Alpha Legion Headhunter Kill Team. Credit: Lupe

Playing This Detachment

Deceptors are an interesting way to play Chaos Space Marines, trading offensive output for board control. They’re absolutely going to cause problems for armies like Hypercrypt Legion Necrons, where they can force their opponents to play honestly rather than spend 1 CP per turn to score 7 VP on Behind Enemy Lines + Deploy Teleport Homers, but the one-two combo of having less offensive output from Stratagems/Detachment rule and spending more points on weaker offensive units like Cultists means they have to play a bit more cagey, focusing on boxing opponents out and getting good trades.

A Sample List

So what does this look like in practice? For my money, these lists need at least two big units of Cultists – though note you’ll still need to keep one behind for your home objective, or have someone to sit on it (Cypher does fine for this, really).
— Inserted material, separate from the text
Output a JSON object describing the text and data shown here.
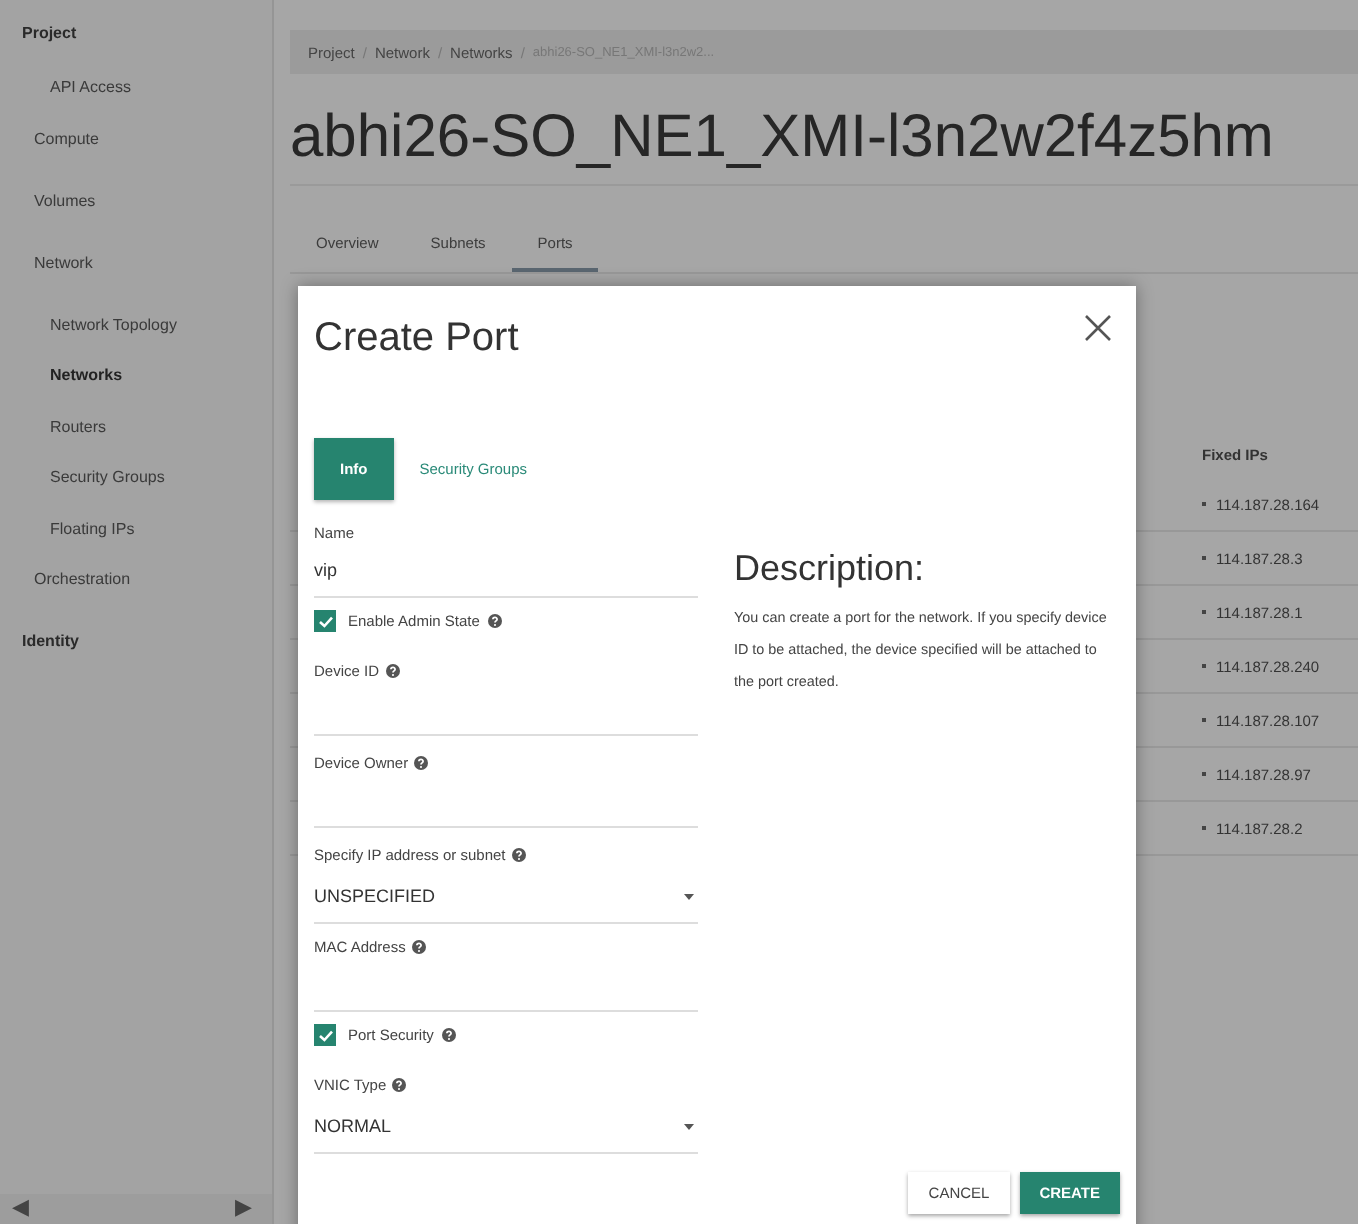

Cultists having Infiltrate doesn’t *quite* solve the same problem Nurglings do, since the latter give you an option for Deep Striking and showing up late in the game to hit a corner for Investigate Signals. 

”Rob’s

CHARACTERS

Chaos Lord

Chaos Lord with Jump Pack
– Shroud of Obfuscation

Master of Executions
– Soul Link

Master of Executions
– Cursed Fang

Master of Executions

BATTLELINE

Legionaries x5

Legionaries x5

Legionaries x5

Legionaries x5

Cultist Mob x20

Cultist Mob x20

Cultist Mob x10

DEDICATED TRANSPORTS

Chaos Rhino

OTHER DATASHEETS

Chaos Predator Destructor

Chaos Predator Destructor

Chaos Predator Destructor

Chaos Vindicator

Chaos Vindicator

Helbrute

This isn’t far off from what you might expect to see in a list right now. It’s rocking four units of Legionaries, each with a character attached – those squads can be downright brutal, and it’s got one Master of Executions with Soul Link who can flex into the role of a Chaos Lord in a pinch. There’s one smaller unit of Cultists here for backfield objective holding, while the idea is to Infiltrate the other two units and a unit or tow of Legionaries, while the rest ride in the Rhino. There’s a ton of ranged support here, and the Helbrute can help the Predators and Vindicators make up for the loss of firepower.

Final Thoughts

It’s fitting that the Deceptors Detachment is the hardest to wrap my head around; there’s a lot of really cool stuff here but making it work and getting the most out of these rules requires some thought and skill. Even if the Detachment isn’t one of the best in Codex: Chaos Space Marines, there are enough good tricks here to keep players busy, and there are some players out there who will absolutely thrive with these rules.